Valentine, au comble de la terreur, joignit les mains (car elle sentait que le moment était venu de demander à Dieu du courage) et se dressa pour prier, murmurant des mots sans suite, et oubliant que ses blanches épaules n’avaient d’autre voile que sa longue chevelure et que l’on voyait battre son cœur sous la fine dentelle de peignoir de nuit.

Le comte appuya doucement la main sur le bras de la jeune fille, ramena jusque sur son cou la courtepointe de velours, et, avec un sourire paternel :

« Ma fille, dit-il, croyez en mon dévouement, comme vous croyez en la bonté de Dieu et dans l’amour de Maximilien. »

Valentine attacha sur lui un regard plein de reconnaissance, et demeura docile comme un enfant sous ses voiles.

Alors le comte tira de la poche de son gilet le drageoir en émeraude, souleva son couvercle d’or, et versa dans la main droite de Valentine une petite pastille ronde de la grosseur d’un pois.

Valentine la prit avec l’autre main, et regarda le comte attentivement : il y avait sur les traits de cet intrépide protecteur un reflet de la majesté et de la puissance divines. Il était évident que Valentine l’interrogeait du regard.

« Oui », répondit celui-ci.

Valentine porta la pastille à sa bouche et l’avala.

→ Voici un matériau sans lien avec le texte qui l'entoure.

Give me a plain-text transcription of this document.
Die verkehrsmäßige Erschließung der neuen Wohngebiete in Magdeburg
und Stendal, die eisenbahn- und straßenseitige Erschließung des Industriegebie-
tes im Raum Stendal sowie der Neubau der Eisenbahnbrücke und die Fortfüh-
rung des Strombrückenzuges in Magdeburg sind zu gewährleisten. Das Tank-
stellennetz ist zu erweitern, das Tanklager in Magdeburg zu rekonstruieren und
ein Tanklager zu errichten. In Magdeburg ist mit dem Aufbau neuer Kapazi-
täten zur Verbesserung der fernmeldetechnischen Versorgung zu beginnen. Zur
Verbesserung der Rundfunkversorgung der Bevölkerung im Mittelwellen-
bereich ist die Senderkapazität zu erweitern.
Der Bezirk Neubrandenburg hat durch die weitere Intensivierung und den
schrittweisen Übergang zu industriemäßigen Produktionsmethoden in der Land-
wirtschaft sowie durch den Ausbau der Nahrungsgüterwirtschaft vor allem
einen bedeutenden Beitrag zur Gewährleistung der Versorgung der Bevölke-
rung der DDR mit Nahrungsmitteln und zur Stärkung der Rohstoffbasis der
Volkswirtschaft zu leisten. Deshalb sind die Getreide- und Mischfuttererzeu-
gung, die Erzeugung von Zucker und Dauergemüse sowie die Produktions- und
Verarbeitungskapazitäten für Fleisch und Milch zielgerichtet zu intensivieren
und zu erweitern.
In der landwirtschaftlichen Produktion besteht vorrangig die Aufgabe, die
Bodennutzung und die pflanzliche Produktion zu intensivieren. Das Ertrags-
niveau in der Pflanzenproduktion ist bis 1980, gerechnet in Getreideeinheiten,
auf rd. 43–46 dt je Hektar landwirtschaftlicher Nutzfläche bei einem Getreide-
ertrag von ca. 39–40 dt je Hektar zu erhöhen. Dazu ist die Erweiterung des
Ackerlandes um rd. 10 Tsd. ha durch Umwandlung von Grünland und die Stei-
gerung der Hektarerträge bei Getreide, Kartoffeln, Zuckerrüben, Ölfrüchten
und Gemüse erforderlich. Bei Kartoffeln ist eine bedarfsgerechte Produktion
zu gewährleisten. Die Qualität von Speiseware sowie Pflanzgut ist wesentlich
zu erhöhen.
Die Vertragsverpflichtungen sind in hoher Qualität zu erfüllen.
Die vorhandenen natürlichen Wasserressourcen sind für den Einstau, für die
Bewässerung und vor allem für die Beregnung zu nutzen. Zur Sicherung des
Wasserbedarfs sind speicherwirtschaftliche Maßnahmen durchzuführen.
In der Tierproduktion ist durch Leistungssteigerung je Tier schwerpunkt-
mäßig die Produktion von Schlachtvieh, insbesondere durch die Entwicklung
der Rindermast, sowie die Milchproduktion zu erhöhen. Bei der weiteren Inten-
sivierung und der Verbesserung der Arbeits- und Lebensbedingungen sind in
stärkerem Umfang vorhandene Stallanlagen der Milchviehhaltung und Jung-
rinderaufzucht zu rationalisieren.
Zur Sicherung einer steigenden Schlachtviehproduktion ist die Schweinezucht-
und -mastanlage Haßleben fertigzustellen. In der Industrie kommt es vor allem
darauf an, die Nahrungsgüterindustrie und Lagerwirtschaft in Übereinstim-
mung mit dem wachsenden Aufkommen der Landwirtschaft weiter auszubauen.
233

« Et maintenant, au revoir, mon enfant, dit-il, je vais essayer de dormir car vous êtes sauvée.

—Allez, dit Valentine, quelque chose qui m’arrive, je vous promets de n’avoir pas peur. »

Monte-Cristo tint longtemps ses yeux fixés sur la jeune fille, qui s’endormit peu à peu, vaincue par la puissance du narcotique que le comte venait de lui donner.

Alors il prit le verre, le vida aux trois quarts dans la cheminée, pour que l’on pût croire que Valentine avait bu ce qu’il en manquait, le reposa sur la table de nuit ; puis, regagnant la porte de la bibliothèque, il disparut après avoir jeté un dernier regard vers Valentine, qui s’endormait avec la confiance et la candeur d’un ange couché aux pieds du Seigneur.